Sechs Crus mit Charakter
Domaine de l'iris, Bonvillars VD
Pinot Gris 2021
Die Nase ist sofort sehr offen und verströmt die typischen Noten des Pinot Gris: Honig, sogar Met sowie reife gelbe Früchte. Am Gaumen verleihen eine leichte Perlenbildung und eine mineralische Spitze den oben genannten Aromen Frische. Dazu kommen Johannisbeeren und weisse Pfirsiche. Sein säurebetontes Gerüst macht ihn bis zum Ende seines langen, eleganten Nachhalls äusserst genussreich.
11.50 Franken
Pinot Noir 2021
Der in Tanks ausgebaute Pinot Noir enthüllt die legendären Kirschakzente, die von Himbeeren auf Hefe begleitet werden. Diese fruchtigen Eigenschaften füllen den Gaumen, der durch feine und seidige Tannine komplexer wird. Sein Säuregerüst macht ihn zu einem frischen Rotwein, der jetzt schon Trinkvergnügen bereitet, aber auch Entwicklungspotenzial hat. Ein sehr gut beherrschter Genusswein.
15 Franken
Divico 2020
Auch dieser Divico hält, was er verspricht, mit einer sehr intensiven violetten Farbe und den typischen Aromen von Holunder und Schwarzen Johannisbeeren. Der Eleganz vermittelnde Ausbau in Eichenfässern bringt eine würzige, vanillige Note ein. Die rustikaleren Tannine laden dazu ein, sich Zeit zu lassen, bevor man diesen geschmeidigen, noch jungen Wein geniesst. Er weist ein schönes Gleichgewicht zwischen Säure, Frucht und den Holznoten auf, die dem Finale eine gute Länge verleihen.
18 Franken
Sélection Comby, Chamoson VS
Johannisberg 2020
Diese prämierte (GPVS Prix Bio 2020) Spezialität aus Chamoson konnten wir uns nicht entgehen lassen. Der Jahrgang 2020 war zwar wärmer als derjenige des damaligen Gewinners, und diese opulente Cuvée umschmeichelt die Zunge, nachdem sie der Nase mit köstlichen Aromen von Financiers geschmeichelt hat, die mit einem Hauch von grünen Nüssen gewürzt sind.

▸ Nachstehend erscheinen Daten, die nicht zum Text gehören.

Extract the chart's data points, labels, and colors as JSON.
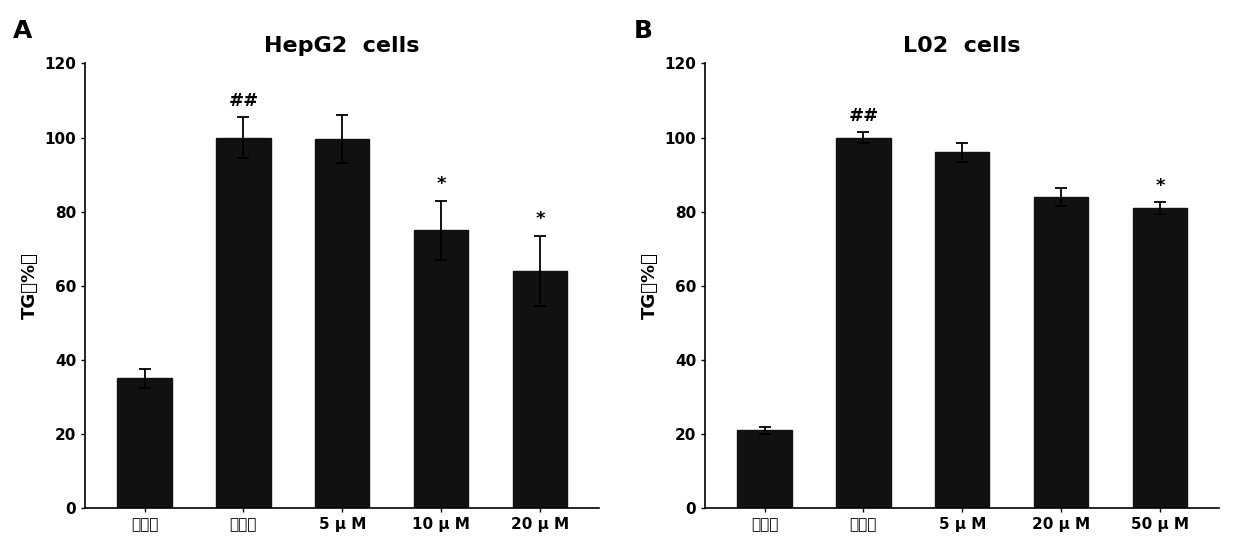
{
  "panel_A": {
    "title": "HepG2  cells",
    "categories": [
      "正常组",
      "模型组",
      "5 μ M",
      "10 μ M",
      "20 μ M"
    ],
    "values": [
      35,
      100,
      99.5,
      75,
      64
    ],
    "errors": [
      2.5,
      5.5,
      6.5,
      8.0,
      9.5
    ],
    "annotations": [
      "",
      "##",
      "",
      "*",
      "*"
    ],
    "ylabel": "TG（%）",
    "panel_label": "A",
    "ylim": [
      0,
      120
    ],
    "yticks": [
      0,
      20,
      40,
      60,
      80,
      100,
      120
    ]
  },
  "panel_B": {
    "title": "L02  cells",
    "categories": [
      "正常组",
      "模型组",
      "5 μ M",
      "20 μ M",
      "50 μ M"
    ],
    "values": [
      21,
      100,
      96,
      84,
      81
    ],
    "errors": [
      1.0,
      1.5,
      2.5,
      2.5,
      1.5
    ],
    "annotations": [
      "",
      "##",
      "",
      "",
      "*"
    ],
    "ylabel": "TG（%）",
    "panel_label": "B",
    "ylim": [
      0,
      120
    ],
    "yticks": [
      0,
      20,
      40,
      60,
      80,
      100,
      120
    ]
  },
  "bar_color": "#111111",
  "bar_width": 0.55,
  "background_color": "#ffffff",
  "annotation_fontsize": 13,
  "title_fontsize": 16,
  "axis_label_fontsize": 13,
  "tick_fontsize": 11,
  "panel_label_fontsize": 18
}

Der lange Abgang weckt den Gaumen mit seiner Frische und seinen angenehmen Bitterstoffen.
17 Franken
Petite Arvine La Tsoume 2019
Diese Parzelle wurde von Gratien auf einem Terroir an einer Felswand geschaffen, das Yann bepflanzt. Hier fühlt man sich ganz klein! Der Schieferboden ist sehr trocken und trägt zur Spannung dieses im Holzfass ausgebauten Weins bei. Die Nase entfaltet sich sehr blumig, zum Beispiel mit Enzian, aber auch mit milden Gewürzen. Am Gaumen explodiert er förmlich – ähnlich wie ein Granny Smith – aufgrund seiner Lebendigkeit und eines Hauchs von saftiger Birne.
22 Franken
Pinot Aficionado 2020
Diese Cuvée hat die Besonderheit, dass sie vollständig aus ganzen Trauben vinifiziert wird, um ein Höchstmass an Aromen von frischen Beeren zu erhalten. Sie weist auch Noten von Rosen und Johannisbeeren auf. Am Gaumen zeigen sich diskrete Tannine, und der Abgang erinnert an Kaffee. Ein bekömmlicher, ausgewogener und feiner Wein, der jung zu einem geselligen Essen getrunken werden sollte.